Durante décadas, el nombre de Yiya Murano quedó grabado en la memoria colectiva como sinónimo de elegancia, veneno y crimen. Detrás del mito televisivo de la mujer refinada que envenenaba a sus amigas para saldar deudas, había un universo familiar igual de turbio.
Su hijo, Martín Murano, lo volvió a exponer en una entrevista con Migue Granados en La Cruda, en la que relató —con una mezcla de frialdad y resignación— el día en que su madre quiso asesinarlo con un pedazo de torta cuando tenía apenas diez años.
“Primero, no se sabe si fue un ensayo, pero al primero que quiso envenenar y matar fue a mí”, contó el hombre al recordar cómo Yiya le arrebató el trozo de pastel y lo arrojó al incinerador segundos antes de que lo probara. “¿Se arrepintió? ¿No se animó? Nunca lo sabremos”, agregó. Años más tarde, ella misma se lo habría confesado, entre líneas.
No solo habló del intento de envenenamiento, sino también de su vínculo roto con Yiya, a quien definió más como “el vector que me trajo al mundo” que como una madre. “Para mí, madre fue otra mujer que me crió”, reconoció al dejar al descubierto el vacío emocional que marcó su infancia.
La conversación, que incomodó en varios tramos al conductor, también expuso otro secreto familiar: el hombre que le dio su apellido, Antonio Murano, no era su padre biológico. “Me enteré a los 18 años, aunque lo sospechaba. Y fijate la paradoja: Yiya biológicamente lo es, pero no la siento mi madre. Y Antonio, que no lo es, fue el más noble que conocí”, relató.

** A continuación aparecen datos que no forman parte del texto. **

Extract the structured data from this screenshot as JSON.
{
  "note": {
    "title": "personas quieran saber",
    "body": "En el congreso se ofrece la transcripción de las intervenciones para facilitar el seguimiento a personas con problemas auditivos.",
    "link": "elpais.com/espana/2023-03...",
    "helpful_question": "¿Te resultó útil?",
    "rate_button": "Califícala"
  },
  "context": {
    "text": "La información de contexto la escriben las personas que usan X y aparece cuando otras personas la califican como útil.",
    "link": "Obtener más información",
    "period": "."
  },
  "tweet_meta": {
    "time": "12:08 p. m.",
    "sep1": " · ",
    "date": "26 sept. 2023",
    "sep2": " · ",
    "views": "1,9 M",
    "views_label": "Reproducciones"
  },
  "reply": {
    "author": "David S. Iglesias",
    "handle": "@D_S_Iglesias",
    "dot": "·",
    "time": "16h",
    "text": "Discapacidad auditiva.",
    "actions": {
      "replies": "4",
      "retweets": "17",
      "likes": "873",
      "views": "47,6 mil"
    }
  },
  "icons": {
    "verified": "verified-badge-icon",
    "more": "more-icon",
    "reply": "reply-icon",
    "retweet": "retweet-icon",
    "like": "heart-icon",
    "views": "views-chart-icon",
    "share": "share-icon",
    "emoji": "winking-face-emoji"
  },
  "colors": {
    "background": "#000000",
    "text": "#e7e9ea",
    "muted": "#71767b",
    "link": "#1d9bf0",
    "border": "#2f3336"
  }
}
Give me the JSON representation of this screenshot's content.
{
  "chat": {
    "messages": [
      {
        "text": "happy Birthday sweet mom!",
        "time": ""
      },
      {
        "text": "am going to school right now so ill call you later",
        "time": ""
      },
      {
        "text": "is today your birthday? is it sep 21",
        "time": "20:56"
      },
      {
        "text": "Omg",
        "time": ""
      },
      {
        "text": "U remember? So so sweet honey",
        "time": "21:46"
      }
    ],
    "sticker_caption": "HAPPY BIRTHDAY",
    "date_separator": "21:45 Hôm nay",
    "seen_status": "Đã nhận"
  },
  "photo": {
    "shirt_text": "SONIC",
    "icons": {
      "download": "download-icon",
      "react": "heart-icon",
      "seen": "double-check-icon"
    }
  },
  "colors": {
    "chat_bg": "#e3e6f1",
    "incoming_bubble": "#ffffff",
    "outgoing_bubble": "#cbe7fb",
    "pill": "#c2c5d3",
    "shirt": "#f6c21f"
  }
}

De Monserrat a la TV: la criminal que jugaba con su fama
Condenada a 13 años de prisión por asesinar con veneno a tres amigas en el marco de una estafa, Yiya salió de la cárcel con una impunidad que desafiaba toda lógica. En televisión se mostraba coqueta, ingeniosa y desafiante. Su aparición más recordada fue en Almorzando con Mirtha Legrand (2008), cuando le ofreció unas masitas a la conductora mientras bromeaba: “No están envenenadas”.
El caso inspiró libros, documentales y hasta un episodio de la serie “Mujeres Asesinas” (2006), en el que Nacha Guevara interpretó a una Yiya elegante y letal, símbolo de un país fascinado con el crimen sofisticado.
El contraste entre la ironía mediática y el dolor íntimo que hoy narra su hijo revela algo más profundo: el encanto oscuro con que la sociedad argentina convierte a sus monstruos en celebridades.